This article is a list of music plates in Rees's Cyclopaedia. They were written by Charles Burney (1726–1814), with additional material by John Farey, sr (1766–1826), and John Farey, Jr (1791–1851). There are 53 plates as well a numerous examples of music typeset.

Music plates
Charles Burney was well known as the author of a General History of Music, 4 vol 1776–1789 and two travel diaries recording his Musical Tours collecting information in France and Italy, and later Germany, 1+2 vol, 1771 and 1773, as well as the Commemoration of Handel, 1785 and his Musical Memoirs of Metastasio, 1796. John Farey, sr was a polymath, well known today for his work as a geologist and for his investigations of the mathematics of sound, and the schemes of temperament used in tuning musical instruments then. His son, John Farey, jr, was also polymathic in his interests. He contributed numerous drawings for the illustrations of mostly technological and scientific topics in Rees's Cyclopaedia.

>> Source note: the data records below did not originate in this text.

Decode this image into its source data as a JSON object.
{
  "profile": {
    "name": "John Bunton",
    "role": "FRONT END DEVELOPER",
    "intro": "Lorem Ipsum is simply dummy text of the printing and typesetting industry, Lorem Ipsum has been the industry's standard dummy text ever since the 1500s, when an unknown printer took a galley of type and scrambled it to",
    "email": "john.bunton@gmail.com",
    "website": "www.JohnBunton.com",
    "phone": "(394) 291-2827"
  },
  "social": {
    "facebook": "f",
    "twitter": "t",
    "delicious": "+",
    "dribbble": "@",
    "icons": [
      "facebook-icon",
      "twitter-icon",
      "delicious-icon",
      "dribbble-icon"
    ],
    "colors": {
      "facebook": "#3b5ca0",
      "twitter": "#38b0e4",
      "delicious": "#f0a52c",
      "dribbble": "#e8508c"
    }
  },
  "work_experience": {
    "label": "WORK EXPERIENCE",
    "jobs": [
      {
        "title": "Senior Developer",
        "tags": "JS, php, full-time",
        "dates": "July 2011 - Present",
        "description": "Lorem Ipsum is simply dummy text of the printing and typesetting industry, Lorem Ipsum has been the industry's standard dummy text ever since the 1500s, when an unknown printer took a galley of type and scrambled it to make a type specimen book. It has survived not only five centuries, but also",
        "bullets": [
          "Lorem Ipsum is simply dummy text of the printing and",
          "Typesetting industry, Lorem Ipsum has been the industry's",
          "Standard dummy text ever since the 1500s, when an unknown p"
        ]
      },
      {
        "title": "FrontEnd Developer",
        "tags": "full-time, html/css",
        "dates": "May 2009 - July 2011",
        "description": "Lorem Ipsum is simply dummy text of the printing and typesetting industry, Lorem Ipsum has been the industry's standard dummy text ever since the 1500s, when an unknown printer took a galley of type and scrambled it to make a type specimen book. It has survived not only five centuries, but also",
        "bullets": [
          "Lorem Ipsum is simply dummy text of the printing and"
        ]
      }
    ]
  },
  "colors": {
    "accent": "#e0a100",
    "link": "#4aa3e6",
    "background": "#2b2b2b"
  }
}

The index to plates in Vol 39 of the work notes that plates XXXIV — XLIV were intended to include selections from the works of Haydn and Mozart, and also various National Airs. Since they were readily accessible elsewhere they were omitted to save expense. Plate XLV was also omitted.

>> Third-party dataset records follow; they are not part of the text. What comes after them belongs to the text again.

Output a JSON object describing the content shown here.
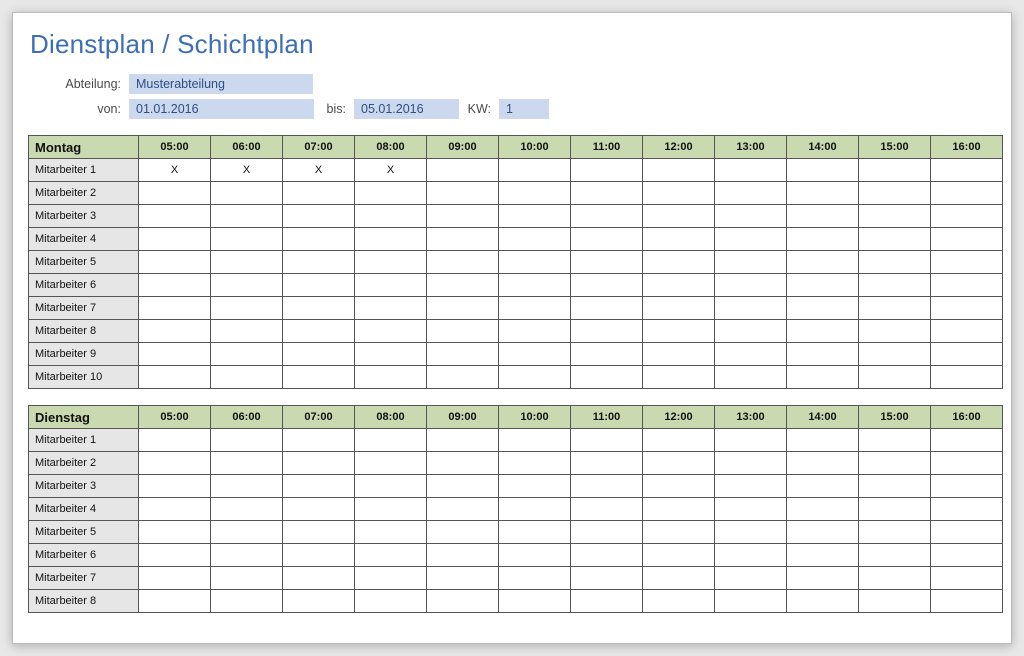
{
  "title": "Dienstplan / Schichtplan",
  "meta": {
    "dept_label": "Abteilung:",
    "dept_value": "Musterabteilung",
    "from_label": "von:",
    "from_value": "01.01.2016",
    "to_label": "bis:",
    "to_value": "05.01.2016",
    "kw_label": "KW:",
    "kw_value": "1"
  },
  "hours": [
    "05:00",
    "06:00",
    "07:00",
    "08:00",
    "09:00",
    "10:00",
    "11:00",
    "12:00",
    "13:00",
    "14:00",
    "15:00",
    "16:00"
  ],
  "days": [
    {
      "name": "Montag",
      "rows": [
        {
          "emp": "Mitarbeiter 1",
          "cells": [
            "X",
            "X",
            "X",
            "X",
            "",
            "",
            "",
            "",
            "",
            "",
            "",
            ""
          ]
        },
        {
          "emp": "Mitarbeiter 2",
          "cells": [
            "",
            "",
            "",
            "",
            "",
            "",
            "",
            "",
            "",
            "",
            "",
            ""
          ]
        },
        {
          "emp": "Mitarbeiter 3",
          "cells": [
            "",
            "",
            "",
            "",
            "",
            "",
            "",
            "",
            "",
            "",
            "",
            ""
          ]
        },
        {
          "emp": "Mitarbeiter 4",
          "cells": [
            "",
            "",
            "",
            "",
            "",
            "",
            "",
            "",
            "",
            "",
            "",
            ""
          ]
        },
        {
          "emp": "Mitarbeiter 5",
          "cells": [
            "",
            "",
            "",
            "",
            "",
            "",
            "",
            "",
            "",
            "",
            "",
            ""
          ]
        },
        {
          "emp": "Mitarbeiter 6",
          "cells": [
            "",
            "",
            "",
            "",
            "",
            "",
            "",
            "",
            "",
            "",
            "",
            ""
          ]
        },
        {
          "emp": "Mitarbeiter 7",
          "cells": [
            "",
            "",
            "",
            "",
            "",
            "",
            "",
            "",
            "",
            "",
            "",
            ""
          ]
        },
        {
          "emp": "Mitarbeiter 8",
          "cells": [
            "",
            "",
            "",
            "",
            "",
            "",
            "",
            "",
            "",
            "",
            "",
            ""
          ]
        },
        {
          "emp": "Mitarbeiter 9",
          "cells": [
            "",
            "",
            "",
            "",
            "",
            "",
            "",
            "",
            "",
            "",
            "",
            ""
          ]
        },
        {
          "emp": "Mitarbeiter 10",
          "cells": [
            "",
            "",
            "",
            "",
            "",
            "",
            "",
            "",
            "",
            "",
            "",
            ""
          ]
        }
      ]
    },
    {
      "name": "Dienstag",
      "rows": [
        {
          "emp": "Mitarbeiter 1",
          "cells": [
            "",
            "",
            "",
            "",
            "",
            "",
            "",
            "",
            "",
            "",
            "",
            ""
          ]
        },
        {
          "emp": "Mitarbeiter 2",
          "cells": [
            "",
            "",
            "",
            "",
            "",
            "",
            "",
            "",
            "",
            "",
            "",
            ""
          ]
        },
        {
          "emp": "Mitarbeiter 3",
          "cells": [
            "",
            "",
            "",
            "",
            "",
            "",
            "",
            "",
            "",
            "",
            "",
            ""
          ]
        },
        {
          "emp": "Mitarbeiter 4",
          "cells": [
            "",
            "",
            "",
            "",
            "",
            "",
            "",
            "",
            "",
            "",
            "",
            ""
          ]
        },
        {
          "emp": "Mitarbeiter 5",
          "cells": [
            "",
            "",
            "",
            "",
            "",
            "",
            "",
            "",
            "",
            "",
            "",
            ""
          ]
        },
        {
          "emp": "Mitarbeiter 6",
          "cells": [
            "",
            "",
            "",
            "",
            "",
            "",
            "",
            "",
            "",
            "",
            "",
            ""
          ]
        },
        {
          "emp": "Mitarbeiter 7",
          "cells": [
            "",
            "",
            "",
            "",
            "",
            "",
            "",
            "",
            "",
            "",
            "",
            ""
          ]
        },
        {
          "emp": "Mitarbeiter 8",
          "cells": [
            "",
            "",
            "",
            "",
            "",
            "",
            "",
            "",
            "",
            "",
            "",
            ""
          ]
        }
      ]
    }
  ]
}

Wilson Lowry engraved a number of the general plates in Miscellany and with John Farey Jr, the draughtsman, those on the Hawkins's Claviole and the set on the Organ. The examples of music notation in the Music section must be presumed to have been originally written out by Burney, and were engraved by a Jno [John] Lee.  All the plates of musical instruments were also engraved by Lee. A number were drawn by a T. Webster. One was drawn by Edward Francesco Burney, Charles Burney's nephew, and another by an artist named Strange.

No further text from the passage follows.